Mr Pulteney having done speaking, Sir Robert Walpole observ'd, 'That wherever that honourable Gentleman got his Information, in relation to the Restitution of the Spanish Ship he made Mention of, to his Knowledge it was erroneous, for that at the same Time Orders were sent from hence for releasing the Spanish Ship, Orders were in like Manner sent from the Court of Spain, for releasing and restoring the English Ship and Cargo, which they had before taken; and that her not being restored was no Neglect, either at this or the Spanish Court, but owing to the Excuses and Delays of his Catholick Majesty's Governors in the West-Indies; who, notwithstanding express Orders from their Court for delivering up the Ship and Cargo, had found some new Pretences for delaying it.' To this Mr Plumer reply'd, 'That if the Case was, as the honourable Gentleman who spoke last was pleased to assure them, he could not but with Pleasure observe, 'That if ever a War should happen between Spain and us, we must certainly get the better of them; for that our Governors and Officers in the West-Indies are, it seem'd, most punctual and exact in observing and obeying the Orders and Instructions received from hence, even tho' they may be perhaps not much to their own private Liking; whereas on the other Hand it appear'd, that his Catholick Majesty's Governors and Officers in those Parts had but little Regard to the express Orders they received from him; that King, it seem'd, having no Authority over his own Officers; and consequently in Case of a War between us, we should have a very considerable Advantage over that Nation.'
An Address agreed on.
At last the Question being put on Sir Wilfrid Lawson's Motion, it was agreed to without any Division; and the Address was accordingly presented.

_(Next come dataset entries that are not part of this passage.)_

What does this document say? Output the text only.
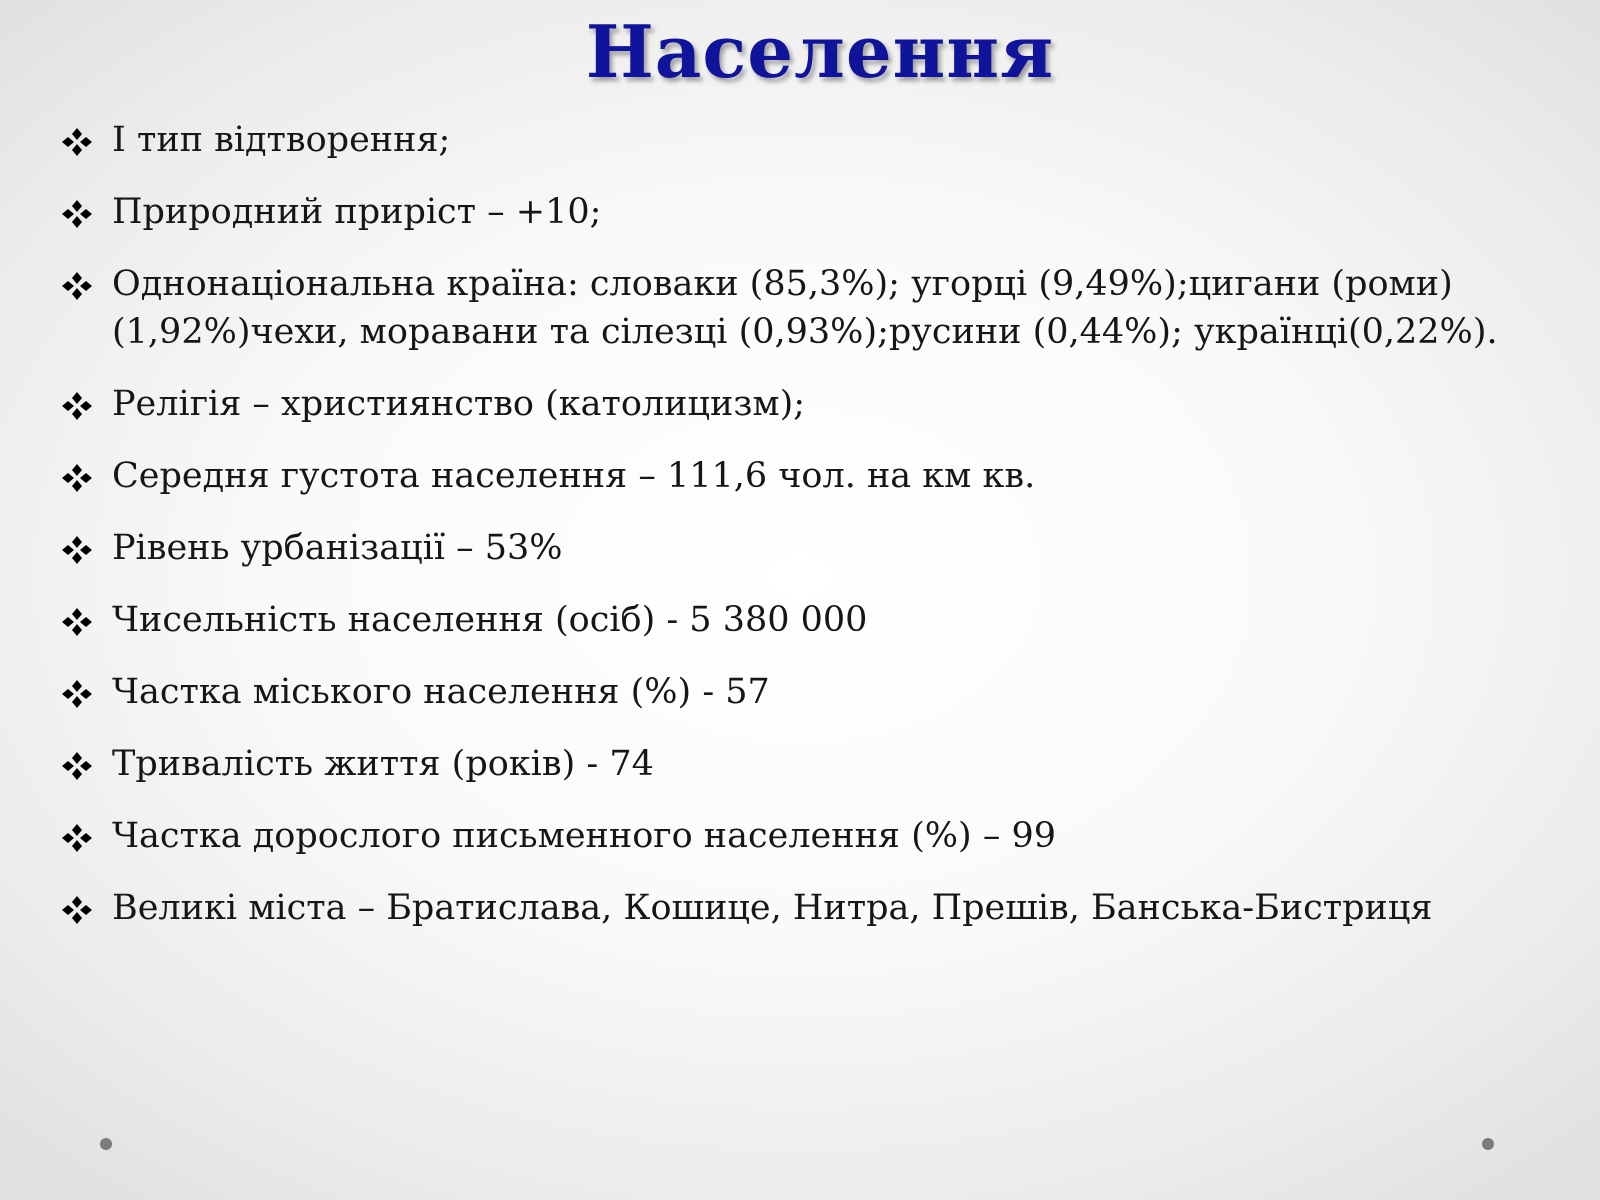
Населення
І тип відтворення;
Природний приріст – +10;
Однонаціональна країна: словаки (85,3%); угорці (9,49%);цигани (роми)(1,92%)чехи, моравани та сілезці (0,93%);русини (0,44%); українці(0,22%).
Релігія – християнство (католицизм);
Середня густота населення – 111,6 чол. на км кв.
Рівень урбанізації – 53%
Чисельність населення (осіб) - 5 380 000
Частка міського населення (%) - 57
Тривалість життя (років) - 74
Частка дорослого письменного населення (%) – 99
Великі міста – Братислава, Кошице, Нитра, Прешів, Банська-Бистриця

The King's Answer thereto.
Feb. 16. Sir Conyers D'Arcey (fn. 3) reported his Majesty's Answer to the said Address, viz. "That although by the Treaty of Seville, the Commissaries on the Part of Great Britain and Spain were to meet within four Months after the Exchange of the Ratification of that Treaty, and their Commissions to continue for three Years from the Date of the said Treaty; and altho' his Majesty's Commissaries were appointed on the 2d of April 1730, yet by several unforeseen Accidents, the Meeting of the Commissaries in Spain was so long delay'd, that the first Conferences were not open'd 'till the 23d of February 1732, N. S. And that as so much Time was elapsed before the opening of their Commissions, it has been since agreed between the two Crowns, that the three Years, for finishing the Commission of the said Commissaries, shall be computed from their first Meeting on the 23d of Feb. last; which makes it impracticable for his Majesty to give the proper Orders, for laying a perfect Account before this House, of what is desired in their Address."